How frequently does CRD-A data refresh on this page?

CRD-A prices update in real time during U.S. market hours (9:30 AM-4:00 PM ET, weekdays). Fundamentals refresh after quarterly or annual filings. Analyst ratings and AI insights update daily. News is aggregated continuously from financial sources.

What has driven CRD-A's recent stock price performance?

Recent price movement in Crawford & Company (CRD-A) can be influenced by earnings results, analyst revisions, sector rotation, and broader market sentiment. Notable catalyst: Global presence and established network.. Check the News and Technical Analysis tabs for the latest drivers. Past performance does not predict future results.

Should investors consider CRD-A overvalued or undervalued right now?

Determining whether Crawford & Company (CRD-A) is overvalued or undervalued requires examining multiple metrics. Its P/E ratio is 24.3. Compare valuation ratios (P/E, P/S, EV/EBITDA) against sector peers for a comprehensive view.

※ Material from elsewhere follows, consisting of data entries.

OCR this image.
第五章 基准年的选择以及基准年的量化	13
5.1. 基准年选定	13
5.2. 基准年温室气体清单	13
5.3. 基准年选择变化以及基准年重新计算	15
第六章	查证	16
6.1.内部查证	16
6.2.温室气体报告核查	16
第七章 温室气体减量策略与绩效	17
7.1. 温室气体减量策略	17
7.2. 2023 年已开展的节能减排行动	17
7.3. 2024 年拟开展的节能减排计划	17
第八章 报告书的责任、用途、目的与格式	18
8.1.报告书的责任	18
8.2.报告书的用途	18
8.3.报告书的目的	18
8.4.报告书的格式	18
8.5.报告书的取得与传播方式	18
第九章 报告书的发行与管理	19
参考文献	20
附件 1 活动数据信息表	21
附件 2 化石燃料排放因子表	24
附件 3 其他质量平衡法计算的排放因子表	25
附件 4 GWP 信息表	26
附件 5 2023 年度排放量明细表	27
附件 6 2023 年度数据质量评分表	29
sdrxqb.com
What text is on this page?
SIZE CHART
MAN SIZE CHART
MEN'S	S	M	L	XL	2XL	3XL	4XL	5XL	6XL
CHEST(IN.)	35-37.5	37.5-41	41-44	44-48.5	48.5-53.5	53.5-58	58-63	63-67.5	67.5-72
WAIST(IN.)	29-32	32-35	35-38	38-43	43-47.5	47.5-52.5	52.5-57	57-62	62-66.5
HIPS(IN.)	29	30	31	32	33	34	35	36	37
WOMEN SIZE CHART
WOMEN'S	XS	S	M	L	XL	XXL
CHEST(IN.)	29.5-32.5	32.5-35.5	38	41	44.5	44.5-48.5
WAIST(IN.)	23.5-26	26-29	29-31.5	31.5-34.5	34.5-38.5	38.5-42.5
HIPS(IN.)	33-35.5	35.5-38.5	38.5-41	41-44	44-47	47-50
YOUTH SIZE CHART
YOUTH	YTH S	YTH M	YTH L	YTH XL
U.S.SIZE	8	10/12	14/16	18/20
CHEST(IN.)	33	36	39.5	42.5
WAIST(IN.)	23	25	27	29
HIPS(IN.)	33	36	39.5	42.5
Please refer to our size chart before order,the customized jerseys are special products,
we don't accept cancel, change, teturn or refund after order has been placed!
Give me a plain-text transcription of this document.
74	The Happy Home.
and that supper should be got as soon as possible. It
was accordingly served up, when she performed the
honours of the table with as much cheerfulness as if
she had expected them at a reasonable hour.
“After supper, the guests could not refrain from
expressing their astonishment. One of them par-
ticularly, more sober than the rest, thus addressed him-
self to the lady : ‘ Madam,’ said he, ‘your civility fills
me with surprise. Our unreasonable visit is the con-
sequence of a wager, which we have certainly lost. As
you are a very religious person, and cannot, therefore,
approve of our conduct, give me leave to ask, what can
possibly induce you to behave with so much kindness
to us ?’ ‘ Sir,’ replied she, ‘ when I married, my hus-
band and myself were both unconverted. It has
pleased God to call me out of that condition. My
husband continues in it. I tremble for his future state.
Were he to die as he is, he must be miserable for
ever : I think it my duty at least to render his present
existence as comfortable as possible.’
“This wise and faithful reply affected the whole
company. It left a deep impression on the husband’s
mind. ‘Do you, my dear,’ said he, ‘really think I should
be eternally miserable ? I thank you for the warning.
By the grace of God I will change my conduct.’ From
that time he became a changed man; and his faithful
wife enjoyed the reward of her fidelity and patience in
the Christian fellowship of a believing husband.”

What research should beginners do before buying CRD-A?

Before investing in Crawford & Company (CRD-A), research these four areas: (1) the company's revenue model and competitive position (see Company Overview), (2) financial health through revenue growth, margins, and cash flow (see MoonshotScore), (3) what Wall Street analysts recommend and their price targets (see Analyst tab), and (4) specific risk factors that could impact the stock (see Risk Factors section).

Disclaimer: This content is for informational purposes only and does not constitute investment advice. Always do your own research and consult a financial advisor.

Official Resources

Analysis updated AI Score refreshed daily
Data Sources & Methodology
Market data powered by Financial Modeling Prep & Yahoo Finance. AI analysis by Stock Expert AI proprietary algorithms. Technical indicators via industry-standard calculations. Last updated: .

Data provided for informational purposes only.

Analysis Notes
  • The information provided is based on available data and may be subject to change.
  • Investment decisions should be made based on individual risk tolerance and financial circumstances.